In this transformative journey, the integration of artificial intelligence (AI) in the curriculum may provide personalized preclass teaching. This prepares the ground for an andragogical, flipped classroom model where in-person case studies and critical thinking discussions are central. AI-driven preclass preparation could provide students with a tailored educational experience, which must be continually validated to ensure it is grounded in reliable information and free from fabricated references. With these safeguards, this methodological shift would be essential in fostering a deep understanding and critical engagement, which are crucial in the evolving health care landscape.
The flipped classroom model, supported by AI-driven preparation, may revolutionize the educational environment. Classroom time shifts from passive reception of information to active engagement with complex medical scenarios. This enables a deeper exploration of case studies, encouraging students to apply their preclass learning to practical, real-world contexts. The AI component, rigorously validated, ensures that the foundational knowledge provided is reliable, accurate, and continuously updated, reflecting the latest evidence and ethical considerations in medicine.
This transformation in medical education is not merely about technological integration; it is about nurturing a new paradigm of health care professionals. It is about preparing physicians who are not only knowledgeable, but also skilled in navigating the complexities of modern health care with confidence and competence. The focus is on developing critical thinkers and problem-solvers who can adapt to a rapidly-changing medical landscape.
However, the implementation of this advanced educational model requires careful consideration of resources and collaboration. It involves a synergistic effort among educators, technologists, and health care professionals to create a seamless and effective learning ecosystem. The challenge lies in ensuring that the AI component remains true to the subject matter, providing students with accurate, relevant, and trustworthy information. The scrutiny and validation of AI-driven content are paramount to maintaining the integrity of medical education and preventing the dissemination of erroneous or unverified information.

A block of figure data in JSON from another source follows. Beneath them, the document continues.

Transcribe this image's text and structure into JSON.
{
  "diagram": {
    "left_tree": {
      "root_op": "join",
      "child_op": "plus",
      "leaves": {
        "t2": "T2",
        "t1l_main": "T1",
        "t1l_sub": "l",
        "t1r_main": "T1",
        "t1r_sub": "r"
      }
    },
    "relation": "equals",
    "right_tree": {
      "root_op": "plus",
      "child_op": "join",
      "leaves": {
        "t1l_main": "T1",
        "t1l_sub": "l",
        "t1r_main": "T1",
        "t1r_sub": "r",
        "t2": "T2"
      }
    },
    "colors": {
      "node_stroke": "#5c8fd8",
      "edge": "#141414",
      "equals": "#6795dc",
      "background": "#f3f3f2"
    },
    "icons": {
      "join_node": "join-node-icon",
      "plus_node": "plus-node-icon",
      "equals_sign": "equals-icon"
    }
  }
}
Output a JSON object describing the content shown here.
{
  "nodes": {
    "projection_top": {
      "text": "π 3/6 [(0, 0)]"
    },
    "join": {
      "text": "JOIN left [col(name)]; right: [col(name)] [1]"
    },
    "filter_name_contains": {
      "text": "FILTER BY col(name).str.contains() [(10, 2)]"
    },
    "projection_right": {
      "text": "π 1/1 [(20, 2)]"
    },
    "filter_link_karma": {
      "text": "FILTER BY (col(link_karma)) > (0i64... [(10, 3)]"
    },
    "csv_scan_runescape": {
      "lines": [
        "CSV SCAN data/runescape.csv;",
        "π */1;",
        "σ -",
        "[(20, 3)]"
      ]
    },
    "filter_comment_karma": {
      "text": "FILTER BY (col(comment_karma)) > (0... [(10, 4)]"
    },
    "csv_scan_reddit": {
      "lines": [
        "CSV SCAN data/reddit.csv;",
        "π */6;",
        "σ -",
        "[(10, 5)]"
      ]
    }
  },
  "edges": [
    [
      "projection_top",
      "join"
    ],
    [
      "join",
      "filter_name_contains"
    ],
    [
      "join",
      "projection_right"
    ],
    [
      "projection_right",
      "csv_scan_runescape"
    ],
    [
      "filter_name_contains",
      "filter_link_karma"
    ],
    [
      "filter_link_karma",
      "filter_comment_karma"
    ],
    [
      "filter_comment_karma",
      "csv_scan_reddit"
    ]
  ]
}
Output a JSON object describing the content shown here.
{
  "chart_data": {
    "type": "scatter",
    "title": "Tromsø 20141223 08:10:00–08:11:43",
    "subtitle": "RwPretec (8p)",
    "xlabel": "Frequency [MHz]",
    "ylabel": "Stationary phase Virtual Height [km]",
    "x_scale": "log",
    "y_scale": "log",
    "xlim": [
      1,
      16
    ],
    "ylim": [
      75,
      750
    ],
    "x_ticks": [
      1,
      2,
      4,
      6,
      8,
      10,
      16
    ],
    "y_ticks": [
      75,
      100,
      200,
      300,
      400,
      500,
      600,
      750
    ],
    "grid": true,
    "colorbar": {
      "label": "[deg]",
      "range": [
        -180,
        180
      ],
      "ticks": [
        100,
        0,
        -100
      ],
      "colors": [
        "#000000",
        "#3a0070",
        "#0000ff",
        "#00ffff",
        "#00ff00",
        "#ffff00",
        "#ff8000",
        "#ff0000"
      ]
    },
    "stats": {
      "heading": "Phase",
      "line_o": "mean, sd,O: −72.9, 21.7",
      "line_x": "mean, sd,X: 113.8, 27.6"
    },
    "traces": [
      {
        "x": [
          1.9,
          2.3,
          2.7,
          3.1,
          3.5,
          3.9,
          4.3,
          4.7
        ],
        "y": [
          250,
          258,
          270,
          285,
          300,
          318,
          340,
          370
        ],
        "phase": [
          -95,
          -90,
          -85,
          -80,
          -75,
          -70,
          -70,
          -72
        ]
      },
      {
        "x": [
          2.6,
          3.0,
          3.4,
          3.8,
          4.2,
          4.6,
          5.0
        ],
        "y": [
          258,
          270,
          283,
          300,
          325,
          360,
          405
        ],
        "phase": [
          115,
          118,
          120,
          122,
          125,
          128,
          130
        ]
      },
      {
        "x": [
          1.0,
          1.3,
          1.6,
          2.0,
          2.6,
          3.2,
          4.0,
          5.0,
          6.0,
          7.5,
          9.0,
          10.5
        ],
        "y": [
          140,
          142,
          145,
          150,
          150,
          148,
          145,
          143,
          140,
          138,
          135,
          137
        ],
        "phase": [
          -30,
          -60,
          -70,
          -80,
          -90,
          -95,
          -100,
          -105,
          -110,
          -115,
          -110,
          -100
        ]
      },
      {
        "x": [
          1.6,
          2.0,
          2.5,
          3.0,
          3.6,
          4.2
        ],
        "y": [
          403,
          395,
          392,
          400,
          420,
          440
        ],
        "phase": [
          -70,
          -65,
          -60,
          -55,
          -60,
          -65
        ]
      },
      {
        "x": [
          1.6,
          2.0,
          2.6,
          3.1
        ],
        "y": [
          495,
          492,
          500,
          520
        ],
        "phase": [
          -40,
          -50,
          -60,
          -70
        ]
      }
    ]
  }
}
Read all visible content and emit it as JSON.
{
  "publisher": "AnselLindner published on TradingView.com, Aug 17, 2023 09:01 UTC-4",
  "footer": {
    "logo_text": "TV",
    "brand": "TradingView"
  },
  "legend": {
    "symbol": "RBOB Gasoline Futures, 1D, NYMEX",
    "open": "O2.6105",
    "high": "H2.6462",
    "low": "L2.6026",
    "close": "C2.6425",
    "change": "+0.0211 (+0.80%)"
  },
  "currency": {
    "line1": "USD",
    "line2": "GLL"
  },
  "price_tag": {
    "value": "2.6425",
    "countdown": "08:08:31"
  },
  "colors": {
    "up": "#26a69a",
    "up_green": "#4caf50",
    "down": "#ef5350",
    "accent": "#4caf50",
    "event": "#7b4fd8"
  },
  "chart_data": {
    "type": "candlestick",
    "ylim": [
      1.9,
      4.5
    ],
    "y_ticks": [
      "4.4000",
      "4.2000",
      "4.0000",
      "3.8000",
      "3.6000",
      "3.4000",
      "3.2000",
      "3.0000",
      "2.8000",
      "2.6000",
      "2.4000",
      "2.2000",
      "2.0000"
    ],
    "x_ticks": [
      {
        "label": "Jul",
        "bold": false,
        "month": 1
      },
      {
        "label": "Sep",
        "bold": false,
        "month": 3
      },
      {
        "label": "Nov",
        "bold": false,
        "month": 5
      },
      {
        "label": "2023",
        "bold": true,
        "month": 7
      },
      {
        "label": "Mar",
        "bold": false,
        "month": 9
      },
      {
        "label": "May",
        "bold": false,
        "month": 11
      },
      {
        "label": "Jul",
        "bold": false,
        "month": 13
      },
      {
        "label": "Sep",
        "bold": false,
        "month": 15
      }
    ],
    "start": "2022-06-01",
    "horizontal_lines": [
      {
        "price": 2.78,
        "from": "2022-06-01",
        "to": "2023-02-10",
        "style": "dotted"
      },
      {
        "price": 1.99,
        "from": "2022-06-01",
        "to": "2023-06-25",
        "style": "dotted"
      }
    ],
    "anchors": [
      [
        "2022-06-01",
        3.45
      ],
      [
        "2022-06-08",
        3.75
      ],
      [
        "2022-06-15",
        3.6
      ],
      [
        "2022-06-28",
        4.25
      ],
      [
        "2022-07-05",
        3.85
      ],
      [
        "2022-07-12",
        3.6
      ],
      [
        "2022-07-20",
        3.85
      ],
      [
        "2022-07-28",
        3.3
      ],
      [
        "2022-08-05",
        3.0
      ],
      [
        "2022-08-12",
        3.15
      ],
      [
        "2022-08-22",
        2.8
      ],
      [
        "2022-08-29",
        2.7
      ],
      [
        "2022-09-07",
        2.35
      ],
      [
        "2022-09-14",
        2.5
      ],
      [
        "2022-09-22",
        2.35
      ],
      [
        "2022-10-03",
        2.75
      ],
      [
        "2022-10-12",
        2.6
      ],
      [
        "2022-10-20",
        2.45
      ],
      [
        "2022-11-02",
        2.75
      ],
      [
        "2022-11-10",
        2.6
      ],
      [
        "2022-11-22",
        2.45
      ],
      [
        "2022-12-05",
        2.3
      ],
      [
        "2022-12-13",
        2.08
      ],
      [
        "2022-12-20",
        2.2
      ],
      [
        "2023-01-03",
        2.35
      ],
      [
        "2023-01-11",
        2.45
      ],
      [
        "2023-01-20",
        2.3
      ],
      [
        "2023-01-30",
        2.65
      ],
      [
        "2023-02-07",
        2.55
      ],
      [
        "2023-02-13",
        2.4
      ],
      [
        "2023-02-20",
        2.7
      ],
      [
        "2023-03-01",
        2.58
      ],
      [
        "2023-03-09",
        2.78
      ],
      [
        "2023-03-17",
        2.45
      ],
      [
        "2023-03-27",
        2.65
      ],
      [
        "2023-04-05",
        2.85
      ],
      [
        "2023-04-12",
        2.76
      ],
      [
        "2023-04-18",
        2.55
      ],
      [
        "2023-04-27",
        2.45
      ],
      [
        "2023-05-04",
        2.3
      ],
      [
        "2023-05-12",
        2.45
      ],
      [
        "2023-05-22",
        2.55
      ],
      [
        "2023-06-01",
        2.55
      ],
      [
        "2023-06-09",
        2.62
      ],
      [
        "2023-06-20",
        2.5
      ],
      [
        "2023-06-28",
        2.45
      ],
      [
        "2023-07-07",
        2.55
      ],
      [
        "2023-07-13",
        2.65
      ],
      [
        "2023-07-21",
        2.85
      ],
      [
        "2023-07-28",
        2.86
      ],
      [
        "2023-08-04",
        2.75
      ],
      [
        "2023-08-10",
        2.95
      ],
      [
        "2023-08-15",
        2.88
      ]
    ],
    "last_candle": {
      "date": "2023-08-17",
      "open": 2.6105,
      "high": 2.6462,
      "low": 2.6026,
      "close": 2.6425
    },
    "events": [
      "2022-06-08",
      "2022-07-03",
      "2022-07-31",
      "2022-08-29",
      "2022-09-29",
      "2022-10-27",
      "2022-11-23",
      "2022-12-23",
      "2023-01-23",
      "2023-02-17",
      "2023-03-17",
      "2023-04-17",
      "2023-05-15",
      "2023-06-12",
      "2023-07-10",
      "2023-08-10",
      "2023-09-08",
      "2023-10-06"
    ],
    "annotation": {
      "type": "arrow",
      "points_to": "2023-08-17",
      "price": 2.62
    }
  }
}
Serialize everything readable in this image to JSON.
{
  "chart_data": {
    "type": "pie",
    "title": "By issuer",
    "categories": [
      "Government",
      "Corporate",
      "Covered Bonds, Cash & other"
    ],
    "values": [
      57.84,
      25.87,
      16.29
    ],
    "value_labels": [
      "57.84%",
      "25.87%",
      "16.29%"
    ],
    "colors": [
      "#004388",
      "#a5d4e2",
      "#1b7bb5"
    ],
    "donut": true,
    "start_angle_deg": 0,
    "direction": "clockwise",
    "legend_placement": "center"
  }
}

Integrating AI into medical education, particularly in preclass preparation, may usher in a new era in the training for health care professionals. Coupled with the flipped classroom model, this approach emphasizes deep understanding and critical engagement. It marks a journey toward creating a more dynamic, responsive, and critical thinking-focused medical education system. This transformation, while challenging, presents an opportunity realize a future where medical professionals are not only well-informed but also more equipped with the critical thinking skills necessary to excel in a rapidly evolving health care environment.
We can collectively embark on this transformative journey, redefining medical education for the betterment of health care and society. Institutions should consider prioritizing the development of AI-driven educational tools, ensuring their accuracy and relevance. Faculty must be supported in adopting the flipped classroom model, with resources allocated to the necessary training and development. Collaboration across disciplines is essential to create a cohesive and integrated educational system that aligns with the goals of modern medical education.
By embracing this paradigm shift, we can ensure a more dynamic, inclusive, and effective medical education system. When we create more paths to success we will achieve more success. Shall we merely see a few survive, or can new technologies and innovative approaches allow many to thrive? “Thriver bias?” Nah, we’ll have to call it something else.